Dec. 8, 2014
A Nov. 19 report to the school board on testing results from last school year was touted as indicating promise. Performance was up. Gaps had narrowed.
Near the top of the PowerPoint stack was the chart above, showing graduation rates by four groups of students, from 2010 through 2014. The black-white gap of 23.3 points had narrowed to 10.4 points. The Hispanic-white gap of 30.3 points had narrowed to 18.7 points.
A bit deeper in the report is this chart, above. The chart combines reading results for grades 3-8 for seven subgroups of students. Within each subgroup, there are three bars: a 2013 base year for students testing proficient (levels 3 and 4); the comparable 2014 result; and the 2014 results for “college and career ready,” levels 4 and 5.

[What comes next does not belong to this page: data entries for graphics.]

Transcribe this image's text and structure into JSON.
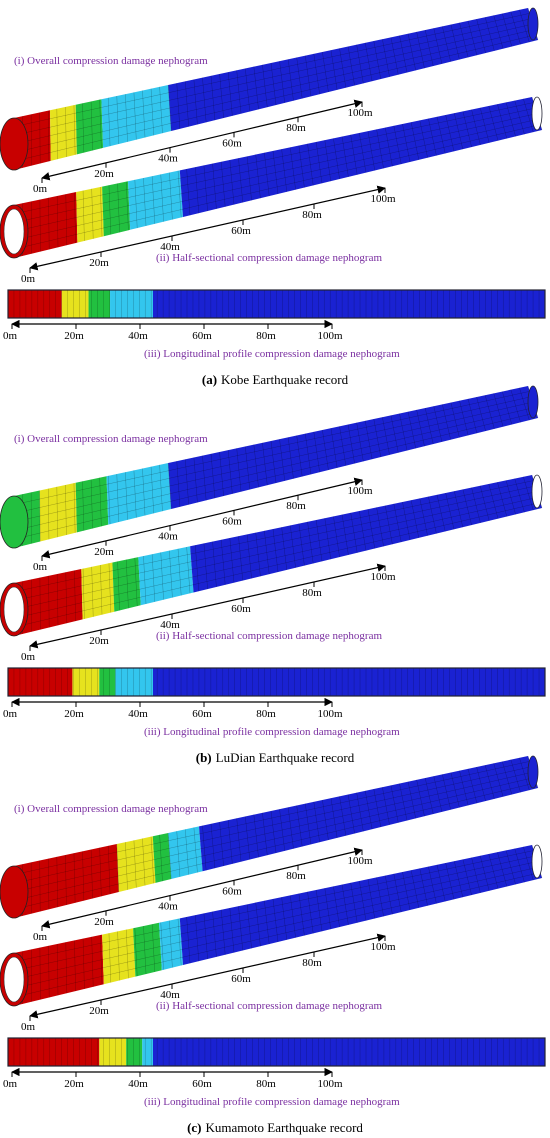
{
  "panels": [
    {
      "caption_label": "(a)",
      "caption_text": "Kobe Earthquake record",
      "views": [
        {
          "label": "(i) Overall compression damage nephogram",
          "scale": [
            "0m",
            "20m",
            "40m",
            "60m",
            "80m",
            "100m"
          ]
        },
        {
          "label": "(ii) Half-sectional compression damage nephogram",
          "scale": [
            "0m",
            "20m",
            "40m",
            "60m",
            "80m",
            "100m"
          ]
        },
        {
          "label": "(iii) Longitudinal profile compression damage nephogram",
          "scale": [
            "0m",
            "20m",
            "40m",
            "60m",
            "80m",
            "100m"
          ]
        }
      ]
    },
    {
      "caption_label": "(b)",
      "caption_text": "LuDian Earthquake record",
      "views": [
        {
          "label": "(i) Overall compression damage nephogram",
          "scale": [
            "0m",
            "20m",
            "40m",
            "60m",
            "80m",
            "100m"
          ]
        },
        {
          "label": "(ii) Half-sectional compression damage nephogram",
          "scale": [
            "0m",
            "20m",
            "40m",
            "60m",
            "80m",
            "100m"
          ]
        },
        {
          "label": "(iii) Longitudinal profile compression damage nephogram",
          "scale": [
            "0m",
            "20m",
            "40m",
            "60m",
            "80m",
            "100m"
          ]
        }
      ]
    },
    {
      "caption_label": "(c)",
      "caption_text": "Kumamoto Earthquake record",
      "views": [
        {
          "label": "(i) Overall compression damage nephogram",
          "scale": [
            "0m",
            "20m",
            "40m",
            "60m",
            "80m",
            "100m"
          ]
        },
        {
          "label": "(ii) Half-sectional compression damage nephogram",
          "scale": [
            "0m",
            "20m",
            "40m",
            "60m",
            "80m",
            "100m"
          ]
        },
        {
          "label": "(iii) Longitudinal profile compression damage nephogram",
          "scale": [
            "0m",
            "20m",
            "40m",
            "60m",
            "80m",
            "100m"
          ]
        }
      ]
    }
  ]
}
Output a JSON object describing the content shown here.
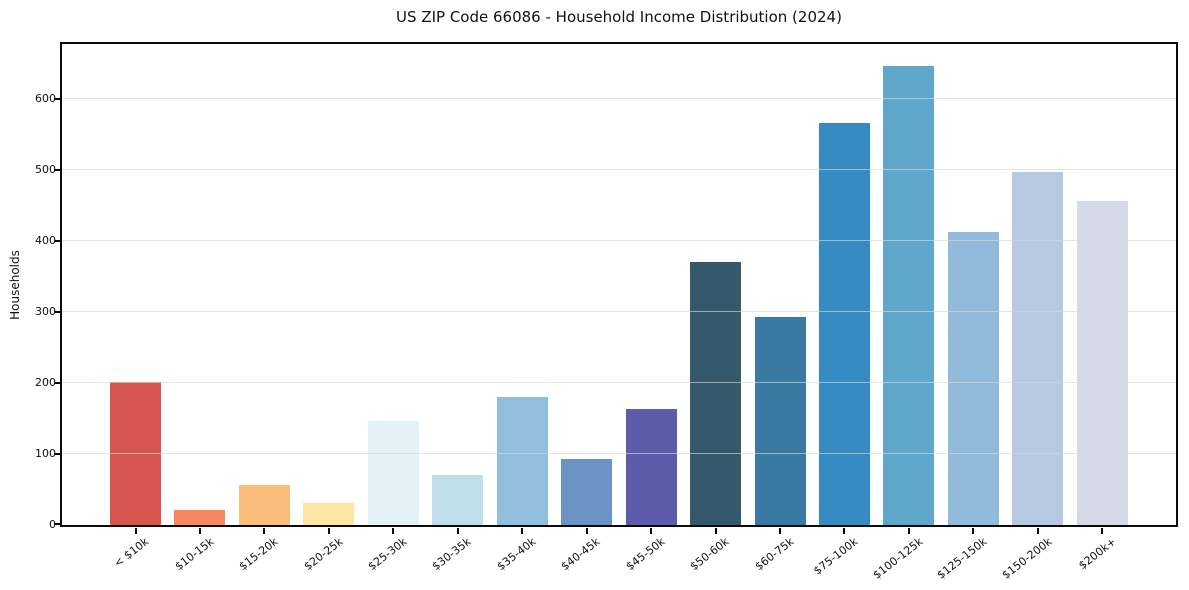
{
  "figure": {
    "background": "#ffffff",
    "text_color": "#111111",
    "spine_color": "#0a0a0a",
    "grid_color": "#e7e7e7"
  },
  "chart_data": {
    "type": "bar",
    "title": "US ZIP Code 66086 - Household Income Distribution (2024)",
    "xlabel": "",
    "ylabel": "Households",
    "categories": [
      "< $10k",
      "$10-15k",
      "$15-20k",
      "$20-25k",
      "$25-30k",
      "$30-35k",
      "$35-40k",
      "$40-45k",
      "$45-50k",
      "$50-60k",
      "$60-75k",
      "$75-100k",
      "$100-125k",
      "$125-150k",
      "$150-200k",
      "$200k+"
    ],
    "values": [
      201,
      21,
      57,
      31,
      146,
      70,
      180,
      93,
      164,
      371,
      293,
      566,
      646,
      412,
      497,
      456
    ],
    "bar_colors": [
      "#d6564f",
      "#f58860",
      "#fabd7c",
      "#fde5a4",
      "#e4f1f7",
      "#bfdfeb",
      "#92bedd",
      "#6b93c4",
      "#5c5cab",
      "#35596c",
      "#3a79a1",
      "#368cc2",
      "#5fa7ca",
      "#92badb",
      "#b7c8e1",
      "#d6d9e7"
    ],
    "y_ticks": [
      0,
      100,
      200,
      300,
      400,
      500,
      600
    ],
    "ylim": [
      0,
      683
    ],
    "grid": "horizontal",
    "legend": "none",
    "x_label_rotation_deg": 38
  }
}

Here, results are more sobering. In the foundational skill of reading in 2014, the black-white proficiency gap was 38.5 points, down from 41.5 points in 2013. The Hispanic-white gap was 39.4 points, down from 41 points in 2013.
Closing gaps are worth applauding. But 38- and 39-point gaps between groups of students? The gap between children in poverty and children not in poverty may be even higher: The reported 2014 proficient rate among economically disadvantaged students at 40.9. CMS used to include a rate for children not economically disadvantaged; it was usually in the 90s.
It’s hard to know that public education is making any substantive progress in educating students. Clearly most of the issues are nearly intractable, as the upcoming task force talking about how to pull families out of poverty will find.
One thing’s sure: Unless there is far more attention paid to the substance of what school board members listened to Nov. 19, there will be no public consensus on how to move forward.